Develop a program for binary search (cf. Section 6.4.2), and prove its
correctness manually.

36: Nov 20 (Wed)


See that the binary search program we developed last
time can be verified in Dafny.

Embark on a larger case study, Selection Sort (cf. Section 6.4.1):

motivate the approach (comparing to Insertion Sort)

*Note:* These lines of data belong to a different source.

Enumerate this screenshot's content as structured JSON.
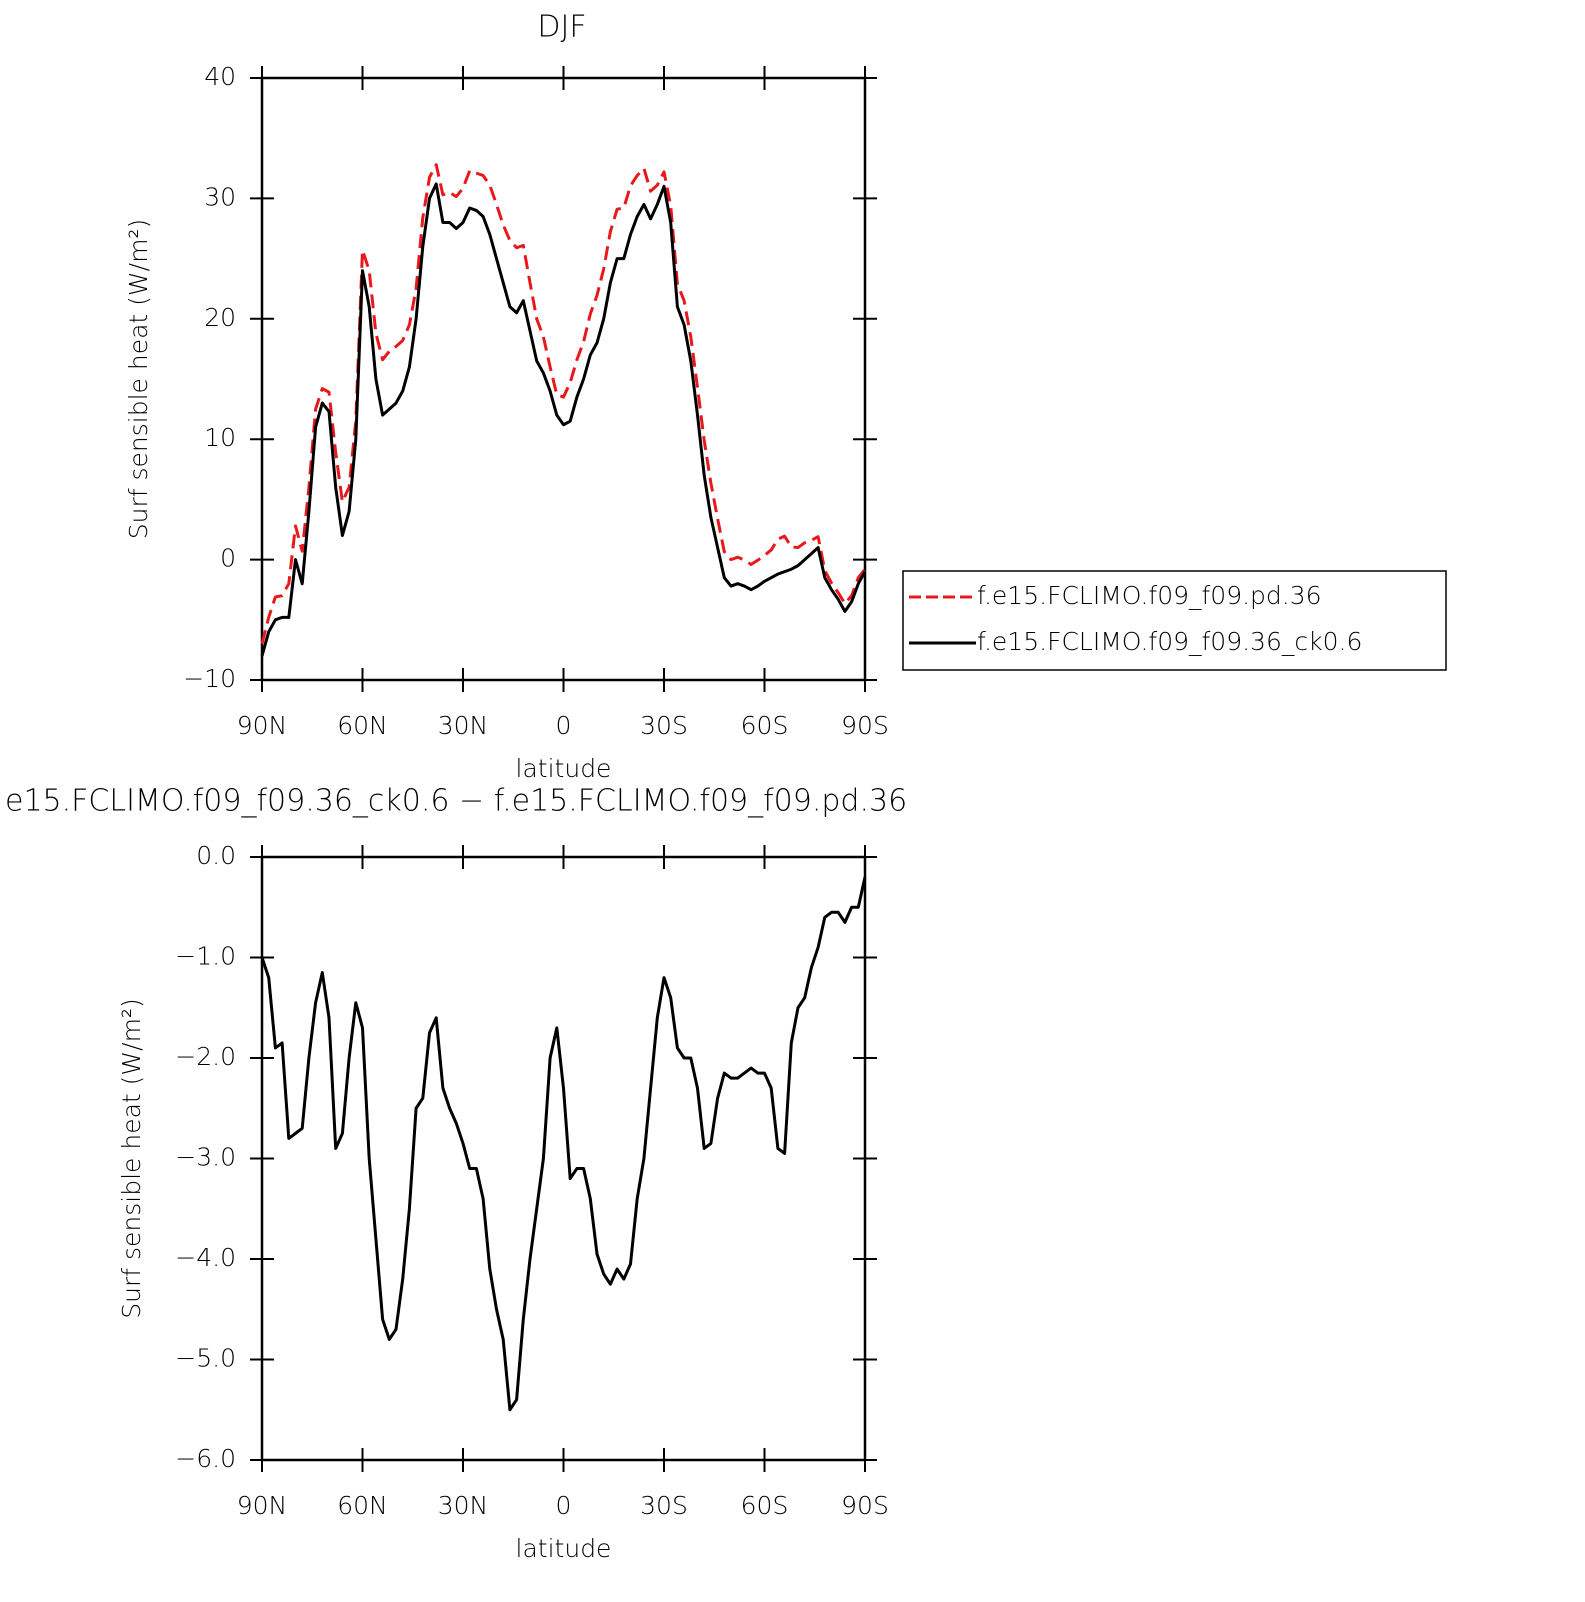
{
  "chart_data": [
    {
      "type": "line",
      "title": "DJF",
      "xlabel": "latitude",
      "ylabel": "Surf sensible heat (W/m²)",
      "xlim": [
        90,
        -90
      ],
      "xticks": [
        {
          "value": 90,
          "label": "90N"
        },
        {
          "value": 60,
          "label": "60N"
        },
        {
          "value": 30,
          "label": "30N"
        },
        0,
        {
          "value": -30,
          "label": "30S"
        },
        {
          "value": -60,
          "label": "60S"
        },
        {
          "value": -90,
          "label": "90S"
        }
      ],
      "ylim": [
        -10,
        40
      ],
      "yticks": [
        {
          "value": -10,
          "label": "−10"
        },
        0,
        10,
        20,
        30,
        40
      ],
      "legend": "outside-right",
      "x": [
        90,
        88,
        86,
        84,
        82,
        80,
        78,
        76,
        74,
        72,
        70,
        68,
        66,
        64,
        62,
        60,
        58,
        56,
        54,
        52,
        50,
        48,
        46,
        44,
        42,
        40,
        38,
        36,
        34,
        32,
        30,
        28,
        26,
        24,
        22,
        20,
        18,
        16,
        14,
        12,
        10,
        8,
        6,
        4,
        2,
        0,
        -2,
        -4,
        -6,
        -8,
        -10,
        -12,
        -14,
        -16,
        -18,
        -20,
        -22,
        -24,
        -26,
        -28,
        -30,
        -32,
        -34,
        -36,
        -38,
        -40,
        -42,
        -44,
        -46,
        -48,
        -50,
        -52,
        -54,
        -56,
        -58,
        -60,
        -62,
        -64,
        -66,
        -68,
        -70,
        -72,
        -74,
        -76,
        -78,
        -80,
        -82,
        -84,
        -86,
        -88,
        -90
      ],
      "series": [
        {
          "name": "f.e15.FCLIMO.f09_f09.pd.36",
          "color": "#e8191c",
          "dash": true,
          "values": [
            -7,
            -4.8,
            -3.1,
            -3,
            -2,
            2.8,
            0.7,
            6,
            12.5,
            14.2,
            13.9,
            8.9,
            4.8,
            6,
            11.5,
            25.7,
            24,
            18.8,
            16.6,
            17.3,
            17.7,
            18.2,
            19.5,
            22.5,
            28.4,
            31.75,
            32.8,
            30.3,
            30.5,
            30.15,
            30.85,
            32.3,
            32.1,
            31.9,
            31.1,
            29.5,
            27.8,
            26.5,
            25.9,
            26.1,
            23,
            20,
            18.5,
            16,
            13.7,
            13.5,
            14.7,
            16.6,
            18.1,
            20.4,
            21.95,
            24.15,
            27.25,
            29.1,
            29.2,
            31.05,
            31.9,
            32.5,
            30.6,
            31.1,
            32.2,
            29.4,
            22.9,
            21.5,
            18.5,
            14.3,
            9.9,
            6.35,
            3.4,
            0.65,
            0,
            0.2,
            -0.05,
            -0.4,
            -0.05,
            0.35,
            0.8,
            1.7,
            1.95,
            1.05,
            1,
            1.4,
            1.6,
            1.9,
            -0.9,
            -1.95,
            -2.75,
            -3.65,
            -3,
            -1.5,
            -0.8
          ]
        },
        {
          "name": "f.e15.FCLIMO.f09_f09.36_ck0.6",
          "color": "#000000",
          "dash": false,
          "values": [
            -8,
            -6,
            -5,
            -4.8,
            -4.8,
            0,
            -2,
            4,
            11,
            13,
            12.3,
            6,
            2,
            4,
            10,
            24,
            21,
            15,
            12,
            12.5,
            13,
            14,
            16,
            20,
            26,
            30,
            31.2,
            28,
            28,
            27.5,
            28,
            29.2,
            29,
            28.5,
            27,
            25,
            23,
            21,
            20.5,
            21.5,
            19,
            16.5,
            15.5,
            14,
            12,
            11.2,
            11.5,
            13.5,
            15,
            17,
            18,
            20,
            23,
            25,
            25,
            27,
            28.5,
            29.5,
            28.3,
            29.5,
            31,
            28,
            21,
            19.5,
            16.5,
            12,
            7,
            3.5,
            1,
            -1.5,
            -2.2,
            -2,
            -2.2,
            -2.5,
            -2.2,
            -1.8,
            -1.5,
            -1.2,
            -1,
            -0.8,
            -0.5,
            0,
            0.5,
            1,
            -1.5,
            -2.5,
            -3.3,
            -4.3,
            -3.5,
            -2,
            -1
          ]
        }
      ]
    },
    {
      "type": "line",
      "title": "e15.FCLIMO.f09_f09.36_ck0.6 − f.e15.FCLIMO.f09_f09.pd.36",
      "xlabel": "latitude",
      "ylabel": "Surf sensible heat (W/m²)",
      "xlim": [
        90,
        -90
      ],
      "xticks": [
        {
          "value": 90,
          "label": "90N"
        },
        {
          "value": 60,
          "label": "60N"
        },
        {
          "value": 30,
          "label": "30N"
        },
        0,
        {
          "value": -30,
          "label": "30S"
        },
        {
          "value": -60,
          "label": "60S"
        },
        {
          "value": -90,
          "label": "90S"
        }
      ],
      "ylim": [
        -6,
        0
      ],
      "yticks": [
        {
          "value": -6,
          "label": "−6.0"
        },
        {
          "value": -5,
          "label": "−5.0"
        },
        {
          "value": -4,
          "label": "−4.0"
        },
        {
          "value": -3,
          "label": "−3.0"
        },
        {
          "value": -2,
          "label": "−2.0"
        },
        {
          "value": -1,
          "label": "−1.0"
        },
        {
          "value": 0,
          "label": "0.0"
        }
      ],
      "x": [
        90,
        88,
        86,
        84,
        82,
        80,
        78,
        76,
        74,
        72,
        70,
        68,
        66,
        64,
        62,
        60,
        58,
        56,
        54,
        52,
        50,
        48,
        46,
        44,
        42,
        40,
        38,
        36,
        34,
        32,
        30,
        28,
        26,
        24,
        22,
        20,
        18,
        16,
        14,
        12,
        10,
        8,
        6,
        4,
        2,
        0,
        -2,
        -4,
        -6,
        -8,
        -10,
        -12,
        -14,
        -16,
        -18,
        -20,
        -22,
        -24,
        -26,
        -28,
        -30,
        -32,
        -34,
        -36,
        -38,
        -40,
        -42,
        -44,
        -46,
        -48,
        -50,
        -52,
        -54,
        -56,
        -58,
        -60,
        -62,
        -64,
        -66,
        -68,
        -70,
        -72,
        -74,
        -76,
        -78,
        -80,
        -82,
        -84,
        -86,
        -88,
        -90
      ],
      "series": [
        {
          "color": "#000000",
          "dash": false,
          "values": [
            -1,
            -1.2,
            -1.9,
            -1.85,
            -2.8,
            -2.75,
            -2.7,
            -2,
            -1.45,
            -1.15,
            -1.6,
            -2.9,
            -2.75,
            -2,
            -1.45,
            -1.7,
            -3,
            -3.8,
            -4.6,
            -4.8,
            -4.7,
            -4.2,
            -3.5,
            -2.5,
            -2.4,
            -1.75,
            -1.6,
            -2.3,
            -2.5,
            -2.65,
            -2.85,
            -3.1,
            -3.1,
            -3.4,
            -4.1,
            -4.5,
            -4.8,
            -5.5,
            -5.4,
            -4.6,
            -4,
            -3.5,
            -3,
            -2,
            -1.7,
            -2.3,
            -3.2,
            -3.1,
            -3.1,
            -3.4,
            -3.95,
            -4.15,
            -4.25,
            -4.1,
            -4.2,
            -4.05,
            -3.4,
            -3,
            -2.3,
            -1.6,
            -1.2,
            -1.4,
            -1.9,
            -2,
            -2,
            -2.3,
            -2.9,
            -2.85,
            -2.4,
            -2.15,
            -2.2,
            -2.2,
            -2.15,
            -2.1,
            -2.15,
            -2.15,
            -2.3,
            -2.9,
            -2.95,
            -1.85,
            -1.5,
            -1.4,
            -1.1,
            -0.9,
            -0.6,
            -0.55,
            -0.55,
            -0.65,
            -0.5,
            -0.5,
            -0.2
          ]
        }
      ]
    }
  ]
}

develop the implementation while
sketching a correctness proof

37: Nov 22 (Fri)

Further discuss how to translate certain English sentences:

donkey sentences

Russell's paradox.
Discuss model solutions for Assignment 9.
Discuss Assignment 10, due tonight.

Nov 2529 (MonFri)

Thanksgiving holiday

38: Dec 2 (Mon)

Embark on Prolog (Chapter 7 of the textbook):

How to get rid of existential quantifers: Skolem functions
(Section 6.6)

How to extend the resolution method to predicate logic
(Section 6.7)

How to query a database (Section 7.1)

Introduce Horn clauses (beginning of Section 7.2)

39: Dec 4 (Wed)

Guest lecture by Simon Ou on the
MulVAL Project.

40: Dec 6 (Fri)

Continue Prolog:

Show how Prolog implements the resolution method
 using backwards chaining and
backtracking, as described in Section 7.2

Introduce function symbols (Section 7.3.0)

Introduce lists,
a key data structure (Section 7.3.1)
Briefly discuss the upcoming Assignment 11.

41: Dec 9 (Mon)

Continue Prolog:

elaborate on the list data structure

discuss various call patterns for the membership predicate

see a succinct solution to the combinatorial problem of
giving exact change
(cf. Section 7.4, where the query and the solution is somewhat different).
Discuss model solutions for Assignment 10.
Further discuss the upcoming Assignment 11.

42: Dec 11 (Wed)


Use Prolog to succinctly solve a complex problem:
sorting a list
(Section 7.5).

Work on Assignment 11, due tonight.

43: Dec 13 (Fri)

General review session.

Discuss model solutions for Assignment 11.

Go through solutions to the final exam for Fall 2011.

Go through solutions to the final exam for Fall 2012.